Нравы и обычаи английского суда очень отличаются от суда на континенте. Судебный процесс в Великобритании — это не расследование, в ходе которого выясняется, что на самом деле произошло. Это и не процесс, где судья выступает в роли своеобразного инквизитора, а возможности адвоката весьма ограничены. Английский суд — это поединок между королевским прокурором, представляющим обвинение, и адвокатом, представляющим защиту. Судья здесь выступает беспристрастным арбитром. Суть процесса, таким образом, не в том, чтобы выяснить, виновен ли обвиняемый, а в том, чтобы прокуратура сумела привести достаточно доводов, чтобы это доказать. Тогда как защита стремится как можно более убедительно опровергнуть эти доводы в глазах двенадцати присяжных.

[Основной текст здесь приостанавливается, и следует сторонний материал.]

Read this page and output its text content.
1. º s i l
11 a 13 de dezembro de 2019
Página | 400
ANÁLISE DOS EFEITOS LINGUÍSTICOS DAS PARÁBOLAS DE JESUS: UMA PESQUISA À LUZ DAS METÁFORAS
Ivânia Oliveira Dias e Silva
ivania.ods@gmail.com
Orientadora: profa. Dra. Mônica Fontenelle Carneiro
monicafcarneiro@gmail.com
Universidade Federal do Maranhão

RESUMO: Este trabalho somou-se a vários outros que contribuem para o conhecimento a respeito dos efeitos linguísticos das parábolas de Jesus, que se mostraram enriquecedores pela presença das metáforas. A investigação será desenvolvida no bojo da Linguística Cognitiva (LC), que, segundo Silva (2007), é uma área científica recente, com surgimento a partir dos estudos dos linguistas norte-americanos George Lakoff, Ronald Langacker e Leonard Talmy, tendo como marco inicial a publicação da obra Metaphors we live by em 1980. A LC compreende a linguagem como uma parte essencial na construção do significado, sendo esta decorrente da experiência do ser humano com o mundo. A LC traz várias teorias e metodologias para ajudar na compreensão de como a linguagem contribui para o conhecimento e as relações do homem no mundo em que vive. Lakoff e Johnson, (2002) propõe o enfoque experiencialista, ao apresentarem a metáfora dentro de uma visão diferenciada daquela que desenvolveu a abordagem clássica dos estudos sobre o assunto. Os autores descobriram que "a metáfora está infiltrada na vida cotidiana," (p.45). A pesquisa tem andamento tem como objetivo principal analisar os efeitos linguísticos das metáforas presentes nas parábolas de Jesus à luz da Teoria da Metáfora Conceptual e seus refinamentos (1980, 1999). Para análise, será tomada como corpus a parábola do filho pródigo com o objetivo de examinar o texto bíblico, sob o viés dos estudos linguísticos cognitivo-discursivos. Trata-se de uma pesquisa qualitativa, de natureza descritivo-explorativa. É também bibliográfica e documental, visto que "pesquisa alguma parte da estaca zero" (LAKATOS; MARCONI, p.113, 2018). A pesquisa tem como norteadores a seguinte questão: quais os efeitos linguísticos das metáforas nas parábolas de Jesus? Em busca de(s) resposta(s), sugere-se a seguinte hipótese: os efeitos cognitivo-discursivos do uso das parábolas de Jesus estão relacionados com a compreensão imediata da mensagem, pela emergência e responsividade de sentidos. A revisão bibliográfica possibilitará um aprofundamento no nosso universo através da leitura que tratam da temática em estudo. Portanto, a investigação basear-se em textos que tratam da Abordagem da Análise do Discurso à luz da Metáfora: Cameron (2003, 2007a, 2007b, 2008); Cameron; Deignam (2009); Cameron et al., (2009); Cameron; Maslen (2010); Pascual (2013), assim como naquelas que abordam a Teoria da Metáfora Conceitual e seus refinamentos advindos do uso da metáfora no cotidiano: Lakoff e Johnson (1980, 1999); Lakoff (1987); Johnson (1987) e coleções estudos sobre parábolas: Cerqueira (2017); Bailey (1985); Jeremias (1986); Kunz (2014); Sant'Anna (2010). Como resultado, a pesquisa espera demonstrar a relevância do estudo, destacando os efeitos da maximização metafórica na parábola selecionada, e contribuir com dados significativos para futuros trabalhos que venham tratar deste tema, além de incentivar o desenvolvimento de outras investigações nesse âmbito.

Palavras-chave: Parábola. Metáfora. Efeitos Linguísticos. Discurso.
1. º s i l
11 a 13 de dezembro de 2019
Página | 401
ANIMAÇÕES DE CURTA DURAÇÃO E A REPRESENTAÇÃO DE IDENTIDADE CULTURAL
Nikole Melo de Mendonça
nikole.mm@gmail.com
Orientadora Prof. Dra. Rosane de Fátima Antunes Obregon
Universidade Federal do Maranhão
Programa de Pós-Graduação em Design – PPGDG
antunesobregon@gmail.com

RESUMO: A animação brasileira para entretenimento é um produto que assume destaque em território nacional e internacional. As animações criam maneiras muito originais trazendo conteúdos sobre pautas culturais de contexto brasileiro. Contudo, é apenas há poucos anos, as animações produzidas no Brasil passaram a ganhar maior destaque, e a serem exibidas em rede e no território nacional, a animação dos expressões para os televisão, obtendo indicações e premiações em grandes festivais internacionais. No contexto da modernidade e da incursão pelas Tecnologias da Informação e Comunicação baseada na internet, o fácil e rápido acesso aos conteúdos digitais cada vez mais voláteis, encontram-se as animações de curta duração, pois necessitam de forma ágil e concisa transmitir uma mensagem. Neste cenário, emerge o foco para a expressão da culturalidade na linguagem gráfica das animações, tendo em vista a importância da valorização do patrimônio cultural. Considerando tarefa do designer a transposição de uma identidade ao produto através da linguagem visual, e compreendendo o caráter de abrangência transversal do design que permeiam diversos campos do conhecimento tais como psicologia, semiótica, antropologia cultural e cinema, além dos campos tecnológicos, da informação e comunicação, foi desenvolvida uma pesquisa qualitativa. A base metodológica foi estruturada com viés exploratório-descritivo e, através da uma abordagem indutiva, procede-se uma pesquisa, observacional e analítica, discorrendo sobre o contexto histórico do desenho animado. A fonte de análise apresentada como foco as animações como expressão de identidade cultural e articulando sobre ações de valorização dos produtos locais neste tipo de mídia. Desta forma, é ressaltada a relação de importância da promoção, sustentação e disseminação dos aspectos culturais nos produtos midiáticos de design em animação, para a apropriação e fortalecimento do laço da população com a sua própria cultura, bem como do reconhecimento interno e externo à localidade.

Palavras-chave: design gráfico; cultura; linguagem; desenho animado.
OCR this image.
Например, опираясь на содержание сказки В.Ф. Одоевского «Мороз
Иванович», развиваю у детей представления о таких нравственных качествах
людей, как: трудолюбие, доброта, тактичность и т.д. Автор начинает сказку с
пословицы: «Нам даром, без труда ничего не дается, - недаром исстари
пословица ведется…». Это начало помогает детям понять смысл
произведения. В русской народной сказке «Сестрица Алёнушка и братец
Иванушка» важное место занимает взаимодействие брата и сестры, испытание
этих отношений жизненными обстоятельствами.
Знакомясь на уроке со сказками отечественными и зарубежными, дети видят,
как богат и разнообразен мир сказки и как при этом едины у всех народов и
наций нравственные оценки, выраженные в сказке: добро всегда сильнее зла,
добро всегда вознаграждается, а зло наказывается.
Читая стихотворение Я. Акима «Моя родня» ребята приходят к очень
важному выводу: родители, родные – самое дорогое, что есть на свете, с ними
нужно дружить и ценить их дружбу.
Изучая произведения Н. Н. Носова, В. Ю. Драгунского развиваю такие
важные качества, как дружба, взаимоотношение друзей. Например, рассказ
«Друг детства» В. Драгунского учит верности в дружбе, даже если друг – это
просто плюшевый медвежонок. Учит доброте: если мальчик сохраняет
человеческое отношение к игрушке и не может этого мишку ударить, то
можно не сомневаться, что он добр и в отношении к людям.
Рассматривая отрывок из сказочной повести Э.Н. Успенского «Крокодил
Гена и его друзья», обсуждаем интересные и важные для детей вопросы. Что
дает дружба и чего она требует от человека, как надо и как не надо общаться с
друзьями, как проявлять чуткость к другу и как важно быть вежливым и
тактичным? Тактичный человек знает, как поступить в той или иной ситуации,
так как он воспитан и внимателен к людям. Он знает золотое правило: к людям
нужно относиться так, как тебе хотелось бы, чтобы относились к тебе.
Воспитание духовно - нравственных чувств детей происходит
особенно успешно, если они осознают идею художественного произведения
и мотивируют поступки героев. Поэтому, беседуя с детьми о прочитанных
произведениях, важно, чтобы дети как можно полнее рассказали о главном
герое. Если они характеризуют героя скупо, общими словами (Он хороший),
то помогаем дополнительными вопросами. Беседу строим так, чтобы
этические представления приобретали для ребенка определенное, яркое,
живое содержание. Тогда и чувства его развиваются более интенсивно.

Совершенно иначе выглядит и размещение в зале лиц, принимающих участие в заседании: напротив судьи находится скамья подсудимого, к которой ведет лесенка из полуподвального этажа. Справа от подсудимого, перпендикулярно к его скамье, расположено несколько скамей — это места, где сидят адвокаты в черных мантиях с белыми брыжами и в белых париках с буклями и косичками. И обвинение, и защита занимают первую скамью, их представителям достаточно просто встать для того, чтобы выступить. По другую сторону, вровень с небольшим сооружением наподобие пастырской кафедры, на которой сменяют друг друга свидетели, рассаживаются присяжные заседатели. Когда они уединяются, чтобы вынести приговор, при их спорах не присутствует ни одно должностное лицо, и их долг — полагаться лишь на собственную совесть.
Публика допускается только на галереи, напоминающие театральную галерку, а свидетели занимают стулья позади скамьи подсудимого. Там же сидят друзья и родственники тяжущихся сторон.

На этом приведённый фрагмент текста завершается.